Auctions? The vide greniers are, as a friend who buys and sells regularly from spring through to autumn says, are virtually an industry. Then there are the vide maisons, brocantes and all the rest of the public used and second hand markets. There are, indeed, lots of unwanted goods but to auction them? My OH bought a pair of unused Levis for €2 recently, I found a fairly new panel radiator for €4 that I saw on the leboncoin for an average of €80 and new is about €100. How on earth will auctions fare? Not only do you need insurance, but the taxes will sting you and using your barn for a commercial purpose will drive up your taxe foncière.

My OH and I are both AE. Because of health reasons I have done little work. Probably lots of idle threats are made, but it would be fiscally suicidal to abolish the status, so unlikely. Think of what else we can do in a country where its own people are struggling? This is France, not a prosperous SE England county. Plain facts of life like the constitution, economics, fiscality and the very varied nature of the French themselves (it is actually a country with five or six languages alone, let alone varied dialects, cultures, traditions and all else). On Thursday whilst my daughter was having a riding class, I was listening to two men from the local farming community waiting for their granddaughters. They were talking, using Perigourdine scattered with Occitan, about how much worse the French are than the foreigners. They especially spoke critically about Parisians. What they were doing was referring to people from neither Aquitaine and more specifically from the Perigord in this country who they consider 'foreign' and the context used to refer to people such as ourselves who they do not mind as much was far more positive. What they were talking about was how the 'French' are taking every cent out of this region and using it in Paris to pay corrupt and uncaring politicians to misrule us. One was talking about his grandson with a master's degree who earns €16 an hour as a junior clinical psychologist, therefore commutes an hour each way to and from work because he cannot afford a place of his own. Taxes and travel mean he has nothing left to save or go out for a beer with friends. How, he was asking, will he ever meet a 'girl' and settle down.

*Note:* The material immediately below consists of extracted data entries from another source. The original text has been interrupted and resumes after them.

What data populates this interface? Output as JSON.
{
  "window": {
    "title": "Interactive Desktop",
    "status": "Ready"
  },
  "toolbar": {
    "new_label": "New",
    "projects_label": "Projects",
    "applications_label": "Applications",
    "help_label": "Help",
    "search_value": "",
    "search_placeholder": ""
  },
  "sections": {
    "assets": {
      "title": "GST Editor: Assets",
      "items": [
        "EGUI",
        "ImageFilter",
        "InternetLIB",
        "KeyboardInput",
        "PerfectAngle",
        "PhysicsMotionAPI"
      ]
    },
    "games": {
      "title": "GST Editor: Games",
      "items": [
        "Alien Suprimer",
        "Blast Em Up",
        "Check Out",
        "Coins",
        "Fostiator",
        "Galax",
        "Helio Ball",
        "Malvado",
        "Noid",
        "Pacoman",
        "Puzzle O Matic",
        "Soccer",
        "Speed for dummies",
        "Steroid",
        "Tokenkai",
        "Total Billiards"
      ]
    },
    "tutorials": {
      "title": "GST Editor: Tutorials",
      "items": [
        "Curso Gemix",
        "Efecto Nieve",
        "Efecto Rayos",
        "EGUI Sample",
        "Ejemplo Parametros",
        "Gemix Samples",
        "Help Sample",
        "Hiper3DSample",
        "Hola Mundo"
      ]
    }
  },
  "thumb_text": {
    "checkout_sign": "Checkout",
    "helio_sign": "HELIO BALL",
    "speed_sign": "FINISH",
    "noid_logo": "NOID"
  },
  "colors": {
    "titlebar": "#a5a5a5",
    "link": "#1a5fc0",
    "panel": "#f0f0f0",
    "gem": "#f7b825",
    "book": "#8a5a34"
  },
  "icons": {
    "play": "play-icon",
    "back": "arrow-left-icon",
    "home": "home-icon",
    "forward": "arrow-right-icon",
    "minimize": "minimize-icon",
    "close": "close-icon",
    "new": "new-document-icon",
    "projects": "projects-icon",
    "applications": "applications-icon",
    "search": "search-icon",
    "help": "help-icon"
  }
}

That is the economy we live in. We chose it. If we don't like it we can pack up and go. However, reality is that for many of us the odds are stacked against making the kind of contribution to the economy you are suggesting.

Sarkosy was rock and roll and it would have been better to stay with his wilder ways....

But Grhame Reynolds we need to move quicker even if it is in small doses.

Politics are not the answer....

MOVING in a positive direction....IS

Try to open a shop with other villagers....rent it;

Take over a premises and give it life.....

Auction rooms.....LOTS of unwanted goodies....provide a place to auction in you unwanted barn space.

Yes you will need insurance but do not let that stop you.